Forget high-priced art. What I want to see on my walls is Vetri Cucina’s spinach gnocchi. Or at least, a reminder of those forest green orbs of butter-soaked Italian dumplings.

My husband and I have saved paper menus from our most memorable meals from the last decade. Until a few weeks ago, our collection had been underground — in our Center City basement — waiting, like the first ripe strawberry of summer, for its moment in the sun.

Like many people whose homes became more than castles during the pandemic, we invested in home improvement and decor. We revisited our stack of menus. Using inexpensive frames and custom mats from Etsy, we interspersed menus from Fork, The Good King Tavern, and Vetri with family photos and paintings. Like any good millennial, I then shared photos on social media.

Friends commented on those posts and shared photos of their own menu walls — at a scale that put my small offering to shame. Philly’s new home decor trend apparently is framed restaurant menus.

Since last summer, many restaurants have switched from paper menus to electronic ones for safety’s sake.

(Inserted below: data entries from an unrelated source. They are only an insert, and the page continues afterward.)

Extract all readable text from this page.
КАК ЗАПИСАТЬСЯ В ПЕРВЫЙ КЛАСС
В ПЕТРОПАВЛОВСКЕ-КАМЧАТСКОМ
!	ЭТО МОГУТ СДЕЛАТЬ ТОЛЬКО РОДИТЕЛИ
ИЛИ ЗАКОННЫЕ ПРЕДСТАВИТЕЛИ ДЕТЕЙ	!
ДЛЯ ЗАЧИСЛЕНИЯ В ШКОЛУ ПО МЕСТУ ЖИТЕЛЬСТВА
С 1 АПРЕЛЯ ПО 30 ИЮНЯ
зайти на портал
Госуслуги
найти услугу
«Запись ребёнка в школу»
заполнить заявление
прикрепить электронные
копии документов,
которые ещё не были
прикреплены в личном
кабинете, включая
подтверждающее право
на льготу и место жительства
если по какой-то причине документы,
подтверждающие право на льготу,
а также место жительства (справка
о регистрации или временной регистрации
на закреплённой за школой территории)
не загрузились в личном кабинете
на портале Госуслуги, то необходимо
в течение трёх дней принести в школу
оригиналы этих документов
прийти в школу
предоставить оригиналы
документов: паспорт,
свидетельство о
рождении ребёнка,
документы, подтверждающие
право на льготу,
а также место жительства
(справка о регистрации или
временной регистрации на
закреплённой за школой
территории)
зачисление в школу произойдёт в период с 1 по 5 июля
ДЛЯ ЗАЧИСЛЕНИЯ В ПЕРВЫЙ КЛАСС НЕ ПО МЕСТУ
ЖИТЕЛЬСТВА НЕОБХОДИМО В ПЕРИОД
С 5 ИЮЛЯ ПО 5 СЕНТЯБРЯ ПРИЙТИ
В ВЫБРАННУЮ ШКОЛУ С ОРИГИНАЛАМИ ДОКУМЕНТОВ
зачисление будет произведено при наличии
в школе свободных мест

If vacations, celebratory dinners, and physical connections have been off the table for the last year, the framed menus help take us back.

Nicole Paloux’s menu walls are a conversation starter for visitors to her Bella Vista home. “When I see them, I feel completely transported back to the moment of that meal, that occasion, that trip. Very nostalgic. And also hungry.”

Kaitlin and Greg Dalakian, of the food-centric Instagram account @excessiveeaters, invested their 2020 travel budget into two gallery walls that show off 45 menus. Though the couple lives close to New York City, they visit Philly often to eat. “We’ve planned vacations around restaurants that we’ve wanted to try, like Zahav in Philly, Alinea in Chicago, and Noma in Copenhagen,” Kaitlin says. “These menus represent moments in our life.”

Kiki Aranita’s home office in Graduate Hospital features 35 framed menus — often signed by chefs. Many come from collaboration dinners where the chef-friends cook an ephemeral meal together . Her favorites include the ones friend Abbe Stern hand-painted for the Rittenhouse Hotel’s 2016 pop-up dinner, Aubergine; the last tasting menu at WD50; and her fiancé Ari Miller’s first menu from Musi.

Marc Vetri says he’s received “hundreds of emails and photos” over the last two decades from customers who framed the Vetri menu. What most guests don’t realize: The abstract forks dancing around the oversized menu were drawn by the James Beard award-winning chef himself. Inspired by Jackson Pollock, Vetri hand-painted each fork — and wrote out each menu item — for seven years. Technology makes it less labor-intensive today, but each menu still features his swirly forks and all-caps writing. “When the memory is so amazing that they decide to frame it and hang it on the wall, that’s what it’s all about,” he says.

“[A menu] is art that often winds up thrown out, or at least with a red wine ring on it by the end of the night,” says Vicki Rees-Jones, who has designed menus for restaurants and special events. “But, some people want to remember a great first date or a beautiful wedding. The idea of my art being displayed as a tangible memory is incredible.”